Page MenuHomeSoftware Heritage

Add archival of bug tracker databases as well as an unofficial bug tracker per-project
Closed, MigratedEdits Locked

Description

There seems to be a significant oversight in the need to collect bug reports. The most important information to preserve with software code is its bug history. There are many reasons SW Heritage should collect bug reports:

  • Issues in bug databases are not generally part of git (apart from a recent innovation). They are fragile. Bug reports are a burden to create but easy to lose or destroy.
  • Sometimes bug databases are sabotaged. Sometimes a forge attacks a project and wipes it out, including the bug reports. This happened recently on a Codeberg project. Or a forge could simly shut its doors and go offline spontaneously without notice.
  • Sometimes bug db's are lost in migrations from one forge to another.
  • Some forges restrict access to bug trackers. In the case of gitlab.com, the bug reports are *more* restricted than the software. That is, Tor users are blocked from even reading bug reports.

As a separate matter, I suggest a step further. Not only to archive bug reports but to create a mechanism for people to submit new original reports. This is important because in some situations people are unwilling or unable to use the official bug tracker, so bug reports are consequently being suppressed by bug discoverers. Also because in some situations a developer might suppress a bug report, such as when someone discovers a deliberate tracker in the code that benefits the creator but works against the users.

Event Timeline

embed the bugs within git

A possible approach would be to harvest the bugs from the official bug tracker and embed them in git. The tool for embedding the bug reports in git already exists. I've not used the tool, but I see that there are bridges to facilitate bug report harvesting. The advantage is that it avoids the effort of updating the SWH GUI.

use an intern

This could be a good project for an intern so someone might want to add it here.

vlorentz triaged this task as Wishlist priority.Apr 12 2021, 11:31 AM
vlorentz added a subscriber: vlorentz.

Hi, thanks for the suggestion.

We agree bugs are a very important part of software projects and deserve archiving, for the reasons you citing and more.

However, this would require considerable work that isn't part of the (current) mission of Software Heritage, and definitely isn't something an intern could do in a few months.

About git-bug: as it stores all the data in git, we automatically archive its data like any other git object, so projects just need to mirror their bug tracker in a git repository if they want it to be archived.

However, this would require considerable work

The code has been written. The only thing for SWH to do is run git bug bridge pull [<name>] after the git clone, and schedule that to run periodically.

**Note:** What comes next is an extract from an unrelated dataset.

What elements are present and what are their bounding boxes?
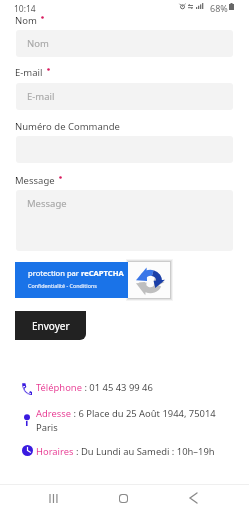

AFAICT, the work is merely installing git-bug and adding a line to a couple scripts. The config calls for login creds so creating an account at each forge may be needed (a task for interns).

The only large undertaking that I suggested was to create a bug tracker that accepts new bug reports from those who can't access the official one. That's a separate feature that can be decided independantly.

that isn't part of the (current) mission of Software Heritage,

Part of the mission states "Software is a precious part of our cultural heritage." There's a lot more culture in the bug reports than in the code.

we automatically archive its data like any other git object,

You are likely doing a git pull on a periodic basis. Just add git bug bridge pull [<name>] next to it.

so projects just need to mirror their bug tracker in a git repository

Being unable to rely on source projects motivation to preserve their own work is why SWH exists. You certainly can't count on every project taking an action of any kind. This is a non-starter.

if they want it to be archived.

I don't believe SWH is serving the original project developers, who all generally have their own copy of their code. SWH serves everyone else, who would like the bug reports preserved regardless of the intent and motivation of the project originators.

You are likely doing a git pull on a periodic basis. Just add git bug bridge pull [<name>] next to it.

The devil is in the details.

First, we don't have local clones of the repositories. We also use Dulwich instead of the main Git implementation for this reason.

Second, our Git loader is incremental: it finds which commits are already loaded in the main storage, and asks the server only for new commits since those commits. It's unclear if this could work with git bug bridge pull.

It's also unclear if git bug bridge pull is even deterministic and has a stable over releases.

Then, even assuming we did have a local clone, the name part in git bug bridge pull [<name>] is also harder than it looks, because our git loader is only aware of Git URLs, it's not aware of the concept of forges. So we would have to change our task model to support it.

Finally, git bug creates its own branches in a repository, which means we are no longer archiving repositories verbatim; we are introducing our own changes to them.

so projects just need to mirror their bug tracker in a git repository

Being unable to rely on source projects motivation to preserve their own work is why SWH exists. You certainly can't count on every project taking an action of any kind. This is a non-starter.

if they want it to be archived.

I don't believe SWH is serving the original project developers, who all generally have their own copy of their code. SWH serves everyone else, who would like the bug reports preserved regardless of the intent and motivation of the project originators.

True, of course. I was merely proposing a workaround.

Another one would be for other project to host git-bug mirrors of all repositories, and we would archive it automatically.